Paper

Fragment-based molecular generative model with high generalization ability and synthetic accessibility

Deep generative models are attracting great attention for molecular design with desired properties. Most existing models generate molecules by sequentially adding atoms. This often renders generated molecules with less correlation with target properties and low synthetic accessibility. Molecular fragments such as functional groups are more closely related to molecular properties and synthetic accessibility than atoms. Here, we propose a fragment-based molecular generative model which designs new molecules with target properties by sequentially adding molecular fragments to any given starting molecule. A key feature of our model is a high generalization ability in terms of property control and fragment types. The former becomes possible by learning the contribution of individual fragments to the target properties in an auto-regressive manner.
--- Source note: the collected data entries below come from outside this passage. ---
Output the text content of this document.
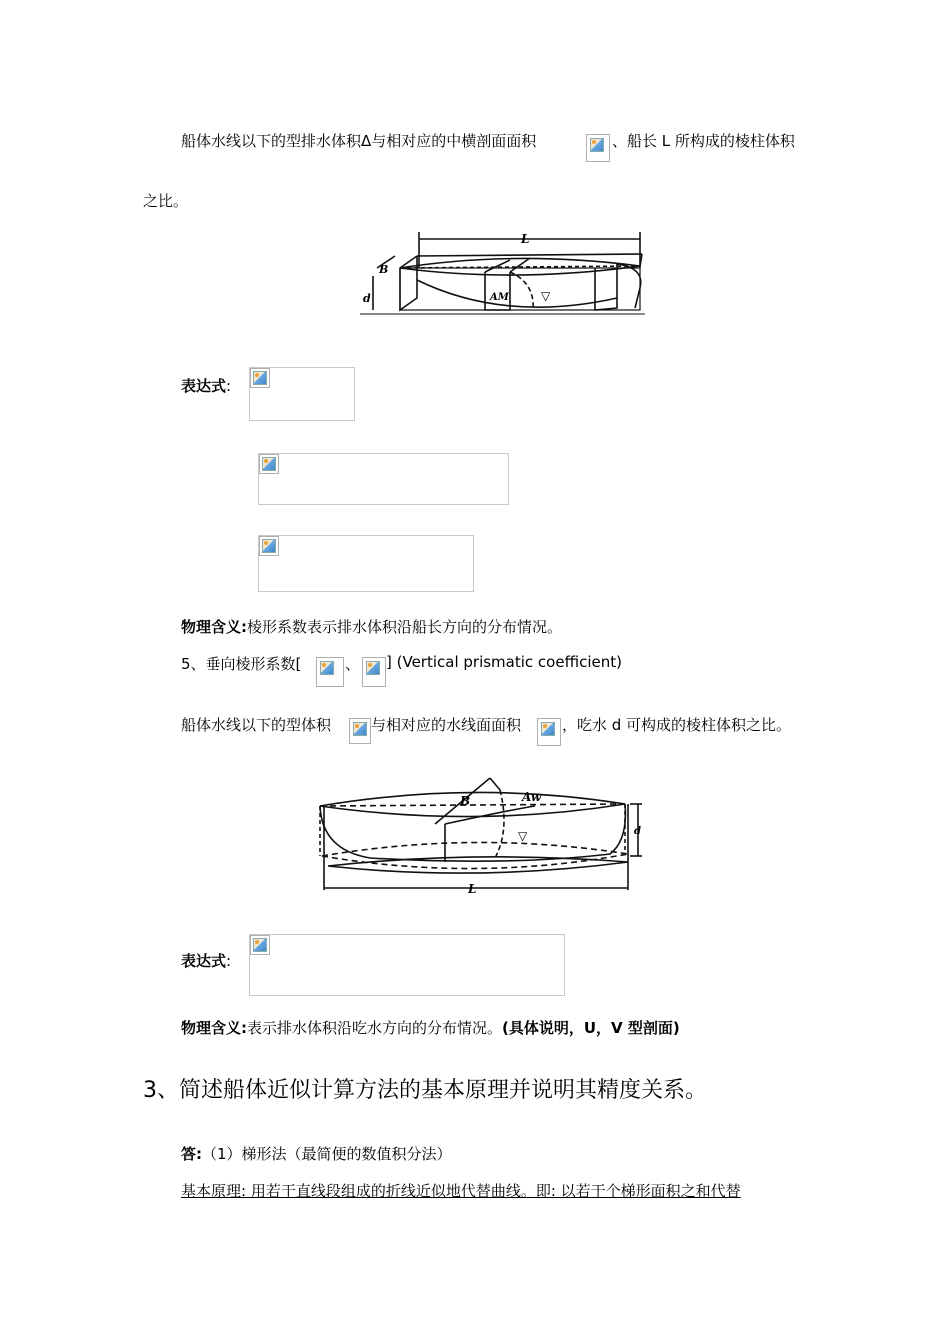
船体水线以下的型排水体积Δ与相对应的中横剖面面积	、船长 L 所构成的棱柱体积
之比。
L
B
d	AM	▽
表达式:
物理含义:棱形系数表示排水体积沿船长方向的分布情况。
5、垂向棱形系数[	、 ] (Vertical prismatic coefficient)
船体水线以下的型体积	与相对应的水线面面积	，吃水 d 可构成的棱柱体积之比。
B	Aw
▽
L
d
表达式:
物理含义:表示排水体积沿吃水方向的分布情况。(具体说明，U，V 型剖面)
3、简述船体近似计算方法的基本原理并说明其精度关系。
答:（1）梯形法（最简便的数值积分法）
基本原理: 用若干直线段组成的折线近似地代替曲线。即: 以若干个梯形面积之和代替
For the latter, we used a deep neural network that predicts the bonding probability of two molecules from the embedding vectors of the two molecules as input. The high synthetic accessibility of the generated molecules is implicitly considered while preparing the fragment library with the BRICS decomposition method. We show that the model can generate molecules with the simultaneous control of multiple target properties at a high success rate. It also works equally well with unseen fragments even in the property range where the training data is rare, verifying the high generalization ability. As a practical application, we demonstrated that the model can generate potential inhibitors with high binding affinities against the 3CL protease of SARS-COV-2 in terms of docking score.